TOPEKA, Kan. (KSNT) – A new proposed Kansas Department of Transportation (KDOT) program, FORWARD, will help counties across the state with projects to improve their transportation needs.

That is, if the program is passed by the Legislature this session.

“KDOT wants to be a problem-solving partner with communities, with industry,” Deputy Secretary of Transportation Lindsey Douglas said. “We want to be able to respond to their needs sooner.”

Over the past several months, KDOT has held more than 16 meetings speaking with thousands of Kansans about the needs of their communities and how to fulfill those, Douglas said.

Each county in Kansas will receive at least $8 million worth of projects, which will be paid for by KDOT’s already existing revenue sources. These include motor fuel tax, sales tax, registration fees and federal funds, Douglas said. KDOT will not ask for additional funding for this program.

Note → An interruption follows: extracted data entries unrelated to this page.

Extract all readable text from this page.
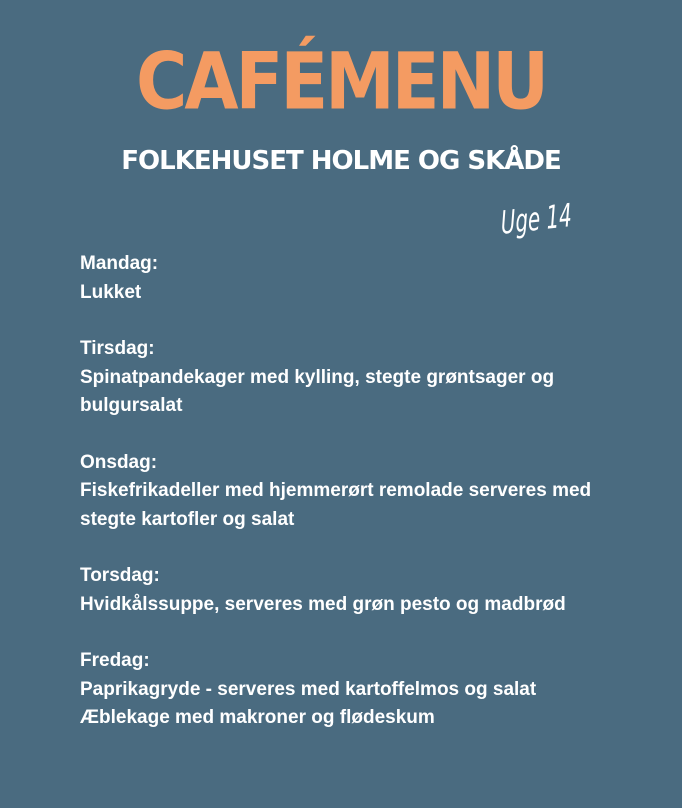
CAFÉMENU
FOLKEHUSET HOLME OG SKÅDE
Uge 14
Mandag:
Lukket
Tirsdag:
Spinatpandekager med kylling, stegte grøntsager og bulgursalat
Onsdag:
Fiskefrikadeller med hjemmerørt remolade serveres med stegte kartofler og salat
Torsdag:
Hvidkålssuppe, serveres med grøn pesto og madbrød
Fredag:
Paprikagryde - serveres med kartoffelmos og salat
Æblekage med makroner og flødeskum
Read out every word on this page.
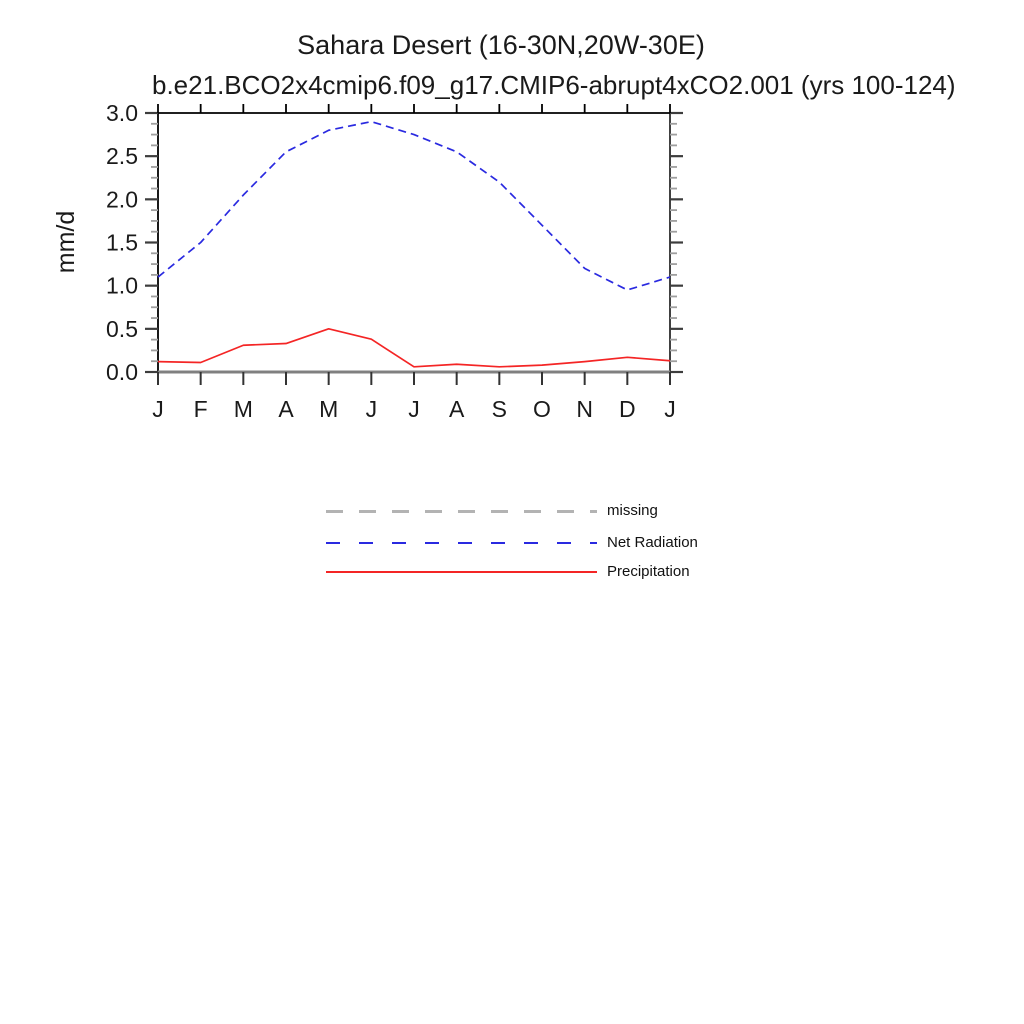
Sahara Desert (16-30N,20W-30E)
b.e21.BCO2x4cmip6.f09_g17.CMIP6-abrupt4xCO2.001 (yrs 100-124)
0.0
0.5
1.0
1.5
2.0
2.5
3.0
J F M A M J J A S O N D J
mm/d
missing
Net Radiation
Precipitation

Paying for the program will also be supported by Gov. Laura Kelly’s closure of the “Bank of KDOT,” which took about $2 billion out of the highway fund. This prevented KDOT from being able to perform projects for communities. Kelly is reducing the amount of transfers out of the state highway fund so that the money can go towards FORWARD. Douglas said the priority of the program will go towards the programs that were not filled due to the $2 billion taken from the fund.

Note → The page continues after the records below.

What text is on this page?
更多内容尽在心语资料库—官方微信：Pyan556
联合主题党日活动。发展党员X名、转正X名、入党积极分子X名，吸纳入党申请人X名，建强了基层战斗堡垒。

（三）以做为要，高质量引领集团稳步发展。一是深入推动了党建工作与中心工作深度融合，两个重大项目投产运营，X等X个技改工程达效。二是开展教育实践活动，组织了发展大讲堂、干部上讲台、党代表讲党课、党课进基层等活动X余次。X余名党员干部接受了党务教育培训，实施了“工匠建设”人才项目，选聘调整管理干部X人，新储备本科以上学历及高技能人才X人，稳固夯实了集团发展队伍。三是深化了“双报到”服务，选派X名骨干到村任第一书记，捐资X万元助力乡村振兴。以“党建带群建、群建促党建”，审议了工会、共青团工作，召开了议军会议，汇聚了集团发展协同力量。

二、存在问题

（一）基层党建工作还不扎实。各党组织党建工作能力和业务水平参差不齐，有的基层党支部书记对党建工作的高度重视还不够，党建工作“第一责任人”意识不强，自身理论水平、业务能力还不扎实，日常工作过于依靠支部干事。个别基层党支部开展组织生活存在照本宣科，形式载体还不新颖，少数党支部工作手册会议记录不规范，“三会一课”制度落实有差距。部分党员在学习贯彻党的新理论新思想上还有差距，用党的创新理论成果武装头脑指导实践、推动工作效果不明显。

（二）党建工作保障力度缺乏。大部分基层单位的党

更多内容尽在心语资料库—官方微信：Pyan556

If the state budget stays consistent with Kelly’s plan in the Legislature, the Bank of KDOT will close in 2023.

One of the major changes currently happening in the transportation industry is the influence of technology, Douglas said. Transporting goods has changed, especially with online shopping bringing packages straight to consumer’s doorsteps.

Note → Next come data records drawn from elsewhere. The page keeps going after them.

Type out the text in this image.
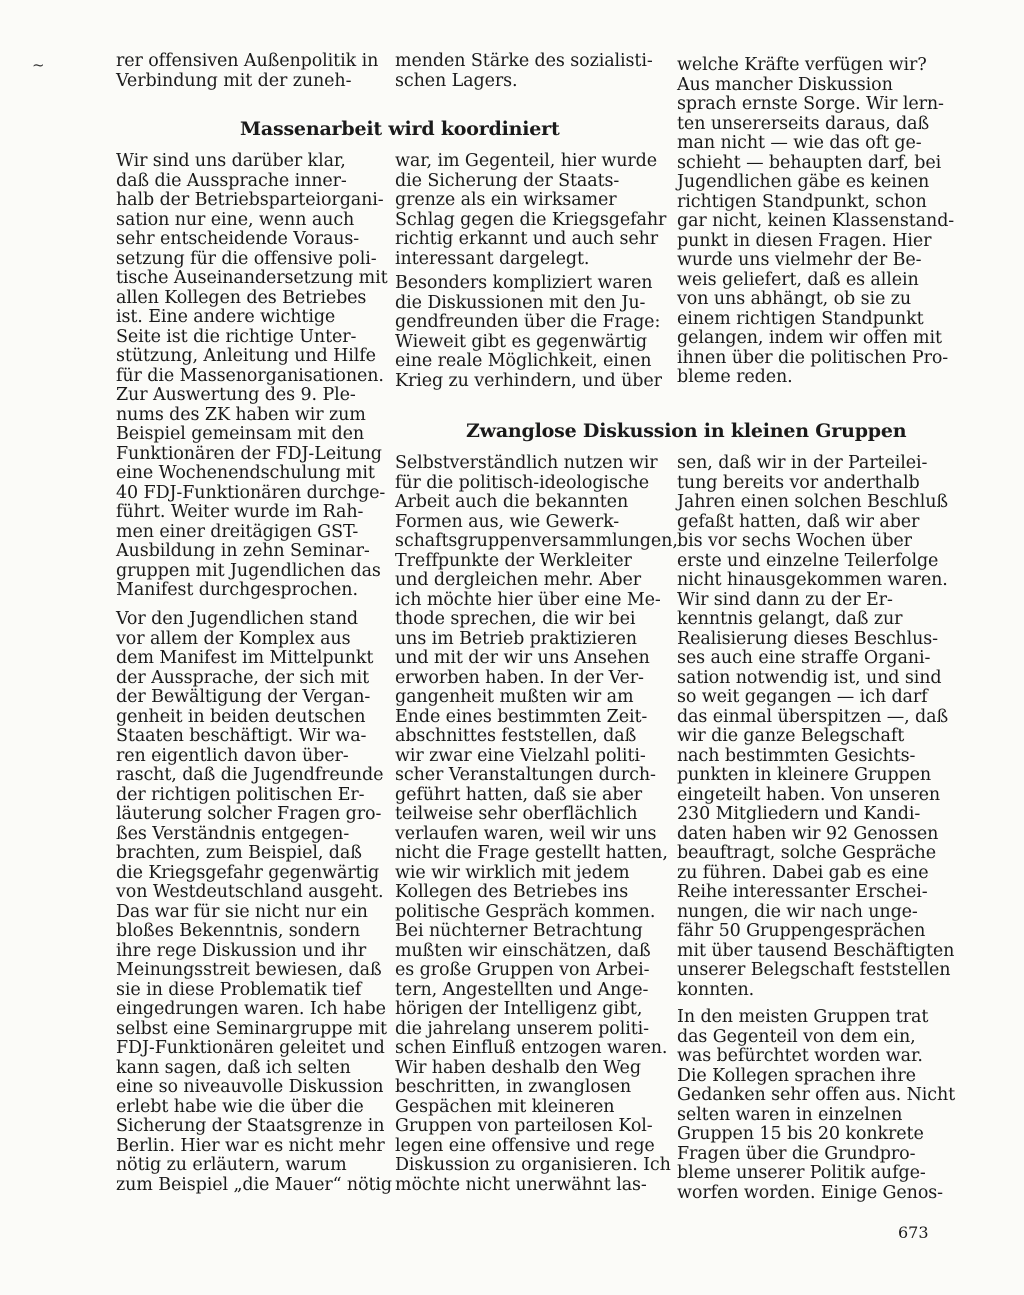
~	rer offensiven Außenpolitik in

Verbindung mit der zuneh-

Massenarbeit wird koordiniert

Wir sind uns darüber klar,

daß die Aussprache inner-

halb der Betriebsparteiorgani-

sation nur eine, wenn auch

sehr entscheidende Voraus-

setzung für die offensive poli-

tische Auseinandersetzung mit

allen Kollegen des Betriebes

ist. Eine andere wichtige

Seite ist die richtige Unter-

stützung, Anleitung und Hilfe

für die Massenorganisationen.

Zur Auswertung des 9. Ple-

nums des ZK haben wir zum

Beispiel gemeinsam mit den

Funktionären der FDJ-Leitung

eine Wochenendschulung mit

40 FDJ-Funktionären durchge-

führt. Weiter wurde im Rah-

men einer dreitägigen GST-

Ausbildung in zehn Seminar-

gruppen mit Jugendlichen das

Manifest durchgesprochen.

Vor den Jugendlichen stand

vor allem der Komplex aus

dem Manifest im Mittelpunkt

der Aussprache, der sich mit

der Bewältigung der Vergan-

genheit in beiden deutschen

Staaten beschäftigt. Wir wa-

ren eigentlich davon über-

rascht, daß die Jugendfreunde

der richtigen politischen Er-

läuterung solcher Fragen gro-

ßes Verständnis entgegen-

brachten, zum Beispiel, daß

die Kriegsgefahr gegenwärtig

von Westdeutschland ausgeht.

Das war für sie nicht nur ein

bloßes Bekenntnis, sondern

ihre rege Diskussion und ihr

Meinungsstreit bewiesen, daß

sie in diese Problematik tief

eingedrungen waren. Ich habe

selbst eine Seminargruppe mit

FDJ-Funktionären geleitet und

kann sagen, daß ich selten

eine so niveauvolle Diskussion

erlebt habe wie die über die

Sicherung der Staatsgrenze in

Berlin. Hier war es nicht mehr

nötig zu erläutern, warum

zum Beispiel „die Mauer“ nötig

menden Stärke des sozialisti-

schen Lagers.

war, im Gegenteil, hier wurde

die Sicherung der Staats-

grenze als ein wirksamer

Schlag gegen die Kriegsgefahr

richtig erkannt und auch sehr

interessant dargelegt.

Besonders kompliziert waren

die Diskussionen mit den Ju-

gendfreunden über die Frage:

Wieweit gibt es gegenwärtig

eine reale Möglichkeit, einen

Krieg zu verhindern, und über

Zwanglose Diskussion in kleinen Gruppen

Selbstverständlich nutzen wir

für die politisch-ideologische

Arbeit auch die bekannten

Formen aus, wie Gewerk-

schaftsgruppenversammlungen,

Treffpunkte der Werkleiter

und dergleichen mehr. Aber

ich möchte hier über eine Me-

thode sprechen, die wir bei

uns im Betrieb praktizieren

und mit der wir uns Ansehen

erworben haben. In der Ver-

gangenheit mußten wir am

Ende eines bestimmten Zeit-

abschnittes feststellen, daß

wir zwar eine Vielzahl politi-

scher Veranstaltungen durch-

geführt hatten, daß sie aber

teilweise sehr oberflächlich

verlaufen waren, weil wir uns

nicht die Frage gestellt hatten,

wie wir wirklich mit jedem

Kollegen des Betriebes ins

politische Gespräch kommen.

Bei nüchterner Betrachtung

mußten wir einschätzen, daß

es große Gruppen von Arbei-

tern, Angestellten und Ange-

hörigen der Intelligenz gibt,

die jahrelang unserem politi-

schen Einfluß entzogen waren.

Wir haben deshalb den Weg

beschritten, in zwanglosen

Gespächen mit kleineren

Gruppen von parteilosen Kol-

legen eine offensive und rege

Diskussion zu organisieren. Ich

möchte nicht unerwähnt las-

welche Kräfte verfügen wir?

Aus mancher Diskussion

sprach ernste Sorge. Wir lern-

ten unsererseits daraus, daß

man nicht — wie das oft ge-

schieht — behaupten darf, bei

Jugendlichen gäbe es keinen

richtigen Standpunkt, schon

gar nicht, keinen Klassenstand-

punkt in diesen Fragen. Hier

wurde uns vielmehr der Be-

weis geliefert, daß es allein

von uns abhängt, ob sie zu

einem richtigen Standpunkt

gelangen, indem wir offen mit

ihnen über die politischen Pro-

bleme reden.

sen, daß wir in der Parteilei-

tung bereits vor anderthalb

Jahren einen solchen Beschluß

gefaßt hatten, daß wir aber

bis vor sechs Wochen über

erste und einzelne Teilerfolge

nicht hinausgekommen waren.

Wir sind dann zu der Er-

kenntnis gelangt, daß zur

Realisierung dieses Beschlus-

ses auch eine straffe Organi-

sation notwendig ist, und sind

so weit gegangen — ich darf

das einmal überspitzen —, daß

wir die ganze Belegschaft

nach bestimmten Gesichts-

punkten in kleinere Gruppen

eingeteilt haben. Von unseren

230 Mitgliedern und Kandi-

daten haben wir 92 Genossen

beauftragt, solche Gespräche

zu führen. Dabei gab es eine

Reihe interessanter Erschei-

nungen, die wir nach unge-

fähr 50 Gruppengesprächen

mit über tausend Beschäftigten

unserer Belegschaft feststellen

konnten.

In den meisten Gruppen trat

das Gegenteil von dem ein,

was befürchtet worden war.

Die Kollegen sprachen ihre

Gedanken sehr offen aus. Nicht

selten waren in einzelnen

Gruppen 15 bis 20 konkrete

Fragen über die Grundpro-

bleme unserer Politik aufge-

worfen worden. Einige Genos-

673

FORWARD will reflect on these needs and decide projects that help the community’s businesses and mobility.

“Whether it’s moving grain out of the field or working through a morning commute, everybody is impacted by the transportation system,” Douglas said. “We want to be able to provide a system that works for everyone.”

The needs vary by location, but another popular demand is for more health-beneficial projects, such as walking trails, Douglas said.

FORWARD will replace KDOT’s only program, T-WORKS, if passed by the Legislature. KDOT will then travel across the state every two years looking for new needs, compared to the previous every 10 years.

KDOT has implemented other programs as well in an effort to increase the amount of projects being completed, including the Cost Share Program, Local Bridge Replacement Program, and Strategic Highway Safety program. The Cost Share Program provided $39 million in state funds to communities last year, with a local match rate of $34 million, Douglas said.

If the program is passed this session, KDOT will be traveling across the state to find new problems for projects in fall of 2021.